也好在宋溪早准备好了,通过白鹿书院的师长请托了姑苏城里一位颇有声望、与官府熟络的粮商作保。
这担保人不仅用自家的商铺和信誉向里甲作了保状,言明宋家只是为子弟求学暂居,安分守己,还疏通关节。
这才使宋家得以循着“流寓人口就地附籍”的规矩,向官府递交了“客籍”申请。
又加之宋溪是生员,本就享有一定的优待,最后便在担保人的运作与宋溪生员身份的加持下,补办了手续,缴纳了相应的“助饷”银钱,顺利拿到了附籍的户帖。
能将一家人的身份从“流民”转为官府认可的“客籍”,这才能安稳住在姑苏城里。
要不然,就是流民,入不了城的。
虽说宋家在姑苏的日子过得比老家舒坦,家业也渐渐立住,日子安稳无虞。
可人心底里总还牵着那片黄土坡,念着老家的旧院。外边再好也是他乡,总比不过老家。
何况他们本就是客居于此,自然是要回去的。
到底是能回去了,宋大山笑了起来。
不过很快他又想到了老李头,这一回去,往后怕是难再见了。
往后能回来也不见得还能再见,他们都老了……
宋大山想到此处,长长“恩”了一声,心头的欢喜淡去,沉甸甸的离愁漫了上来。
老李头是个实在人啊,今日他和老婆子还去他女婿家吃了他外孙的满月酒。
这突然说要走,还不知他心里怎么想。
今日瞧见了他那孙女,好歹是不象他,是个好模样的姑娘。
李翠翠这会儿已经缓过来,她迫不及待地说道:“这考举人是大事,儿啊,咱们定在什么日子走?回头可别眈误了。”
宋溪没有立刻答话。
虽然乡试在明年八月,两月后动身,加之路途,估摸着年前能到,顺利的话还能赶上年关。
但那时距离乡试不过六七月,留给读书的日子不算多。
而且久居外地归家,总有一些事情需要处理,亲朋旧友叙情,家中田地铺子,杂七杂八,想来还要耽搁一些日子。
更紧要的是,他考的是陕西的乡试,而非江南。
姑苏文风虽盛,书院师长教导精微,但两地的学风、考官的好尚乃至文章的气韵,终究有不小的差别。

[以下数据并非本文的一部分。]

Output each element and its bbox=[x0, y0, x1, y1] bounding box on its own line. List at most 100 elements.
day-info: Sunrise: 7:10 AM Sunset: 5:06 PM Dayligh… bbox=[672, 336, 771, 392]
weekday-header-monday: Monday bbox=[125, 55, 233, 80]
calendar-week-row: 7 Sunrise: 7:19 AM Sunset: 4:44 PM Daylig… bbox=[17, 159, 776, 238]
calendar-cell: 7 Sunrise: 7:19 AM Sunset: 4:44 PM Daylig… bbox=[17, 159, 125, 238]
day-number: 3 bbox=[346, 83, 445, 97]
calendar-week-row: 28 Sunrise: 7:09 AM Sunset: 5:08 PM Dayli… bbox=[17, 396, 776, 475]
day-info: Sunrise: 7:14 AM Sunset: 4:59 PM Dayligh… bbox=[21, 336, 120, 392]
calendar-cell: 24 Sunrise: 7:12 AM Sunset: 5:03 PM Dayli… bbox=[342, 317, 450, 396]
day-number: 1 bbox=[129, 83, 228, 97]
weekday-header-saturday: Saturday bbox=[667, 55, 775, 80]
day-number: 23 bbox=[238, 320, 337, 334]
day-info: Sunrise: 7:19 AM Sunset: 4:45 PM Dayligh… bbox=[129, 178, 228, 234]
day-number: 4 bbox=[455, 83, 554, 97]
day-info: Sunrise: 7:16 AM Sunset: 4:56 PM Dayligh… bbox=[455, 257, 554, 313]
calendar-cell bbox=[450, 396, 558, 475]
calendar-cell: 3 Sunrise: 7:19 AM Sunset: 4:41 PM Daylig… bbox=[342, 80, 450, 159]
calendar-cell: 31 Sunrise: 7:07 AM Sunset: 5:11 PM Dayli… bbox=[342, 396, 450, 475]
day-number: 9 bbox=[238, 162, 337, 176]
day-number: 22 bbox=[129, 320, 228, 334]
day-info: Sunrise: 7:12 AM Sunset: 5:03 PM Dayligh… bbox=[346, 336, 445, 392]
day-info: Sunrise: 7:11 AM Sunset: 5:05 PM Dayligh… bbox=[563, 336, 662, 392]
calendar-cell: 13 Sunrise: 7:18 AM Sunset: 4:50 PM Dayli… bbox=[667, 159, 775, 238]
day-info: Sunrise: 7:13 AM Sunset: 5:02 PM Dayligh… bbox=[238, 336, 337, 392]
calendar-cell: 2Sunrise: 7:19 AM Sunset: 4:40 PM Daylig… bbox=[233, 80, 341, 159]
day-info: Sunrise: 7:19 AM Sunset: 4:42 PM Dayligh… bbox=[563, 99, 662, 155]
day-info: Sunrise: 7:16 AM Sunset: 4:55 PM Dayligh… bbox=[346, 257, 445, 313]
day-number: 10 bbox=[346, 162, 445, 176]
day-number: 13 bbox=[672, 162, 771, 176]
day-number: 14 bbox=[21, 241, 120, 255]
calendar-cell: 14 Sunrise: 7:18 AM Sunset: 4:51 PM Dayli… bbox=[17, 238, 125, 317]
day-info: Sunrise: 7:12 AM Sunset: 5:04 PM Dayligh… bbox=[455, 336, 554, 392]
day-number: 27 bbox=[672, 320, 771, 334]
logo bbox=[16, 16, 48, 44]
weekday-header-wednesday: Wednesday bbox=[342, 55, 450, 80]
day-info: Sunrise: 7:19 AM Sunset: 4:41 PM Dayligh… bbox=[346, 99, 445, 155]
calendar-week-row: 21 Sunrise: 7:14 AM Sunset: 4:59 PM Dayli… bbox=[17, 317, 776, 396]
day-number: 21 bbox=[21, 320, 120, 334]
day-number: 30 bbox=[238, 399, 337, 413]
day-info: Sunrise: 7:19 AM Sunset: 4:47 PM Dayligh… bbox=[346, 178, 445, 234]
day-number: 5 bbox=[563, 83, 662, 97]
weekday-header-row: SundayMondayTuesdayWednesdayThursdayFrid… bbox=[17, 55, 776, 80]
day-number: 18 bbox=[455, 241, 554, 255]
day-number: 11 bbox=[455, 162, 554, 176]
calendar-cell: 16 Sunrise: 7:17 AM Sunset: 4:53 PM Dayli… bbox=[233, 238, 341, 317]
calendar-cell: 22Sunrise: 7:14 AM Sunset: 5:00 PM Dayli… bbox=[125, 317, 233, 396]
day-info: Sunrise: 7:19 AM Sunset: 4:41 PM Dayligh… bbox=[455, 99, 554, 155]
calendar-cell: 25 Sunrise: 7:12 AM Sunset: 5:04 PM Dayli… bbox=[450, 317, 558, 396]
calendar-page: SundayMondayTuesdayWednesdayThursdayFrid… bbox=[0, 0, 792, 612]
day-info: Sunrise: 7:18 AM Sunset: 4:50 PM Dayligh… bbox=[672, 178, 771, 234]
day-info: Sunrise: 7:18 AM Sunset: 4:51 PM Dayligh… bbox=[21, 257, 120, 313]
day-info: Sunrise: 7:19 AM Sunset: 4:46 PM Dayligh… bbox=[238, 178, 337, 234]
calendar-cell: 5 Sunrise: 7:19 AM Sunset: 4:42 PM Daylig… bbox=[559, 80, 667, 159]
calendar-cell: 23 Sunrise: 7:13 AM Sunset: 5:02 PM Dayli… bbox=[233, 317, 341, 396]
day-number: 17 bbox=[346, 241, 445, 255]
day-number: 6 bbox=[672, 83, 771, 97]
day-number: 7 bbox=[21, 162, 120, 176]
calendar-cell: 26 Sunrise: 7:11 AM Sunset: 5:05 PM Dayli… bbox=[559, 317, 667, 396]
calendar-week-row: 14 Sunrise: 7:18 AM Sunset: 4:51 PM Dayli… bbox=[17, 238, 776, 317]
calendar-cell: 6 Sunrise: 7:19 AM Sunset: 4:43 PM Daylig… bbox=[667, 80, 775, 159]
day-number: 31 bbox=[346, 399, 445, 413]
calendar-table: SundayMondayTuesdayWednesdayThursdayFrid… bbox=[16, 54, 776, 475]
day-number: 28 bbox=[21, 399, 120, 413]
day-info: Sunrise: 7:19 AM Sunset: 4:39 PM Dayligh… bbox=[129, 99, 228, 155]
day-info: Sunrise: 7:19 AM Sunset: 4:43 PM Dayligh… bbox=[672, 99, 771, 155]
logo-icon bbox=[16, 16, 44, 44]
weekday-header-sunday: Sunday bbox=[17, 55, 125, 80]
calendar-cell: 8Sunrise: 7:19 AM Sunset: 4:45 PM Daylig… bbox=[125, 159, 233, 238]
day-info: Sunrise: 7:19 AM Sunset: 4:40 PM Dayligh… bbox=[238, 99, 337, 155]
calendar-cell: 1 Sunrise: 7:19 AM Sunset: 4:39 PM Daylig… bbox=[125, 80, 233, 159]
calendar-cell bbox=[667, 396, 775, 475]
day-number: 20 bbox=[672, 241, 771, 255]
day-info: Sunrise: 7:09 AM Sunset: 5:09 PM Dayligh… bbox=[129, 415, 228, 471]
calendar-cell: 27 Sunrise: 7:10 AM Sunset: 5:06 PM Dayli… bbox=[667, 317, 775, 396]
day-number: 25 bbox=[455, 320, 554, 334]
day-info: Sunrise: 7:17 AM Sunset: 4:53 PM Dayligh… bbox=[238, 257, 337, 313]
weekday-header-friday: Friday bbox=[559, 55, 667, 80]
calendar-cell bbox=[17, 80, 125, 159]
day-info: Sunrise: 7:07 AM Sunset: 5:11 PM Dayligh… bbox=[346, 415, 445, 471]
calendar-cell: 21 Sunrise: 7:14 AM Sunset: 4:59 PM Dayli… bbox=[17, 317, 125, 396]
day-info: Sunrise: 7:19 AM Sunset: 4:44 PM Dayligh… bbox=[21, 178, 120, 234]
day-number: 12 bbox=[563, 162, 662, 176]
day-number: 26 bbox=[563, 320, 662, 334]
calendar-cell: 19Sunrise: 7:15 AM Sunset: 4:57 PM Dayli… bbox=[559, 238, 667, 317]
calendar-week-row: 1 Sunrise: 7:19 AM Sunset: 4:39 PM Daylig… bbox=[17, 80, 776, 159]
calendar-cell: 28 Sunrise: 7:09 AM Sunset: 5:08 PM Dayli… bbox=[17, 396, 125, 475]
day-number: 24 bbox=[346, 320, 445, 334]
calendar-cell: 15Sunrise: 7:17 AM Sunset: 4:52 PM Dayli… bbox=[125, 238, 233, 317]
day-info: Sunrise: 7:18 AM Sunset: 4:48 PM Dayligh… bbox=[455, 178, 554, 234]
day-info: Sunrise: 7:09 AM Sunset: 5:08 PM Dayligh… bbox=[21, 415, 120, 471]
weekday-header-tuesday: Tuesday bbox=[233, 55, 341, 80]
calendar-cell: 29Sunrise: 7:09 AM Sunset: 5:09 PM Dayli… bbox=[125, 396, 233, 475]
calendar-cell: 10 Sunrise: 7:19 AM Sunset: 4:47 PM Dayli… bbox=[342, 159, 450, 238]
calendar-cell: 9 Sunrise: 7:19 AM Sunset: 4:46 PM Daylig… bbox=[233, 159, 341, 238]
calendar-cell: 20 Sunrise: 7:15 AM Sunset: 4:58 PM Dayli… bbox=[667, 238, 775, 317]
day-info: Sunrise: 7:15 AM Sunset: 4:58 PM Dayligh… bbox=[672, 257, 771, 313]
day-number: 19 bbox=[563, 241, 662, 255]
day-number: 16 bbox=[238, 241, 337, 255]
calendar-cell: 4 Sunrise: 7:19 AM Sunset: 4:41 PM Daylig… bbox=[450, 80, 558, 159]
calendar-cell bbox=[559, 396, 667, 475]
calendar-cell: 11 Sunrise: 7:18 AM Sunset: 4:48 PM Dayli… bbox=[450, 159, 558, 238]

上回与周山长提及两月后离去的事,山长捻须沉吟片刻,也曾点拨过他:
“你的制艺,规矩章法已是醇熟。然陕闱取士,自有其风骨气度。近十载程墨,你需细细揣摩其中关窍。”
“此中非仅学问高低,亦在文章立意是否切合北地民情,笔锋是否带得三秦浑厚之气。江南灵秀笔墨,非其所能尽达。早早归去,耳濡目染之下方能心手相应。此乃地气人文之要,不可不察。”
山长之言,可谓恳切。
继续留在姑苏,固然可得师长随时指点,但终究是隔了一层。
若等到来年开春再动身,怕有差错,来不及。
“娘,”宋溪开口,他的声音平稳,“日子还不好定,还得看咱们怎么走法。儿子白日思量,觉着坐官船北上,当是上选。”
从姑苏回西安,并非有念头就能成行,需得细细掂量。路径不同,思量也不同。
至于再走贺家当年那偷渡的门路,是想都不必想的。
从前那是万不得已的险招,只因当时官渡被严控,自然只能出此下策。
如今时局安稳,宋家又是携老扶幼、身负前程,万事必以求稳为上。
这回家的法子,宋溪白日里已反复思忖过几轮了。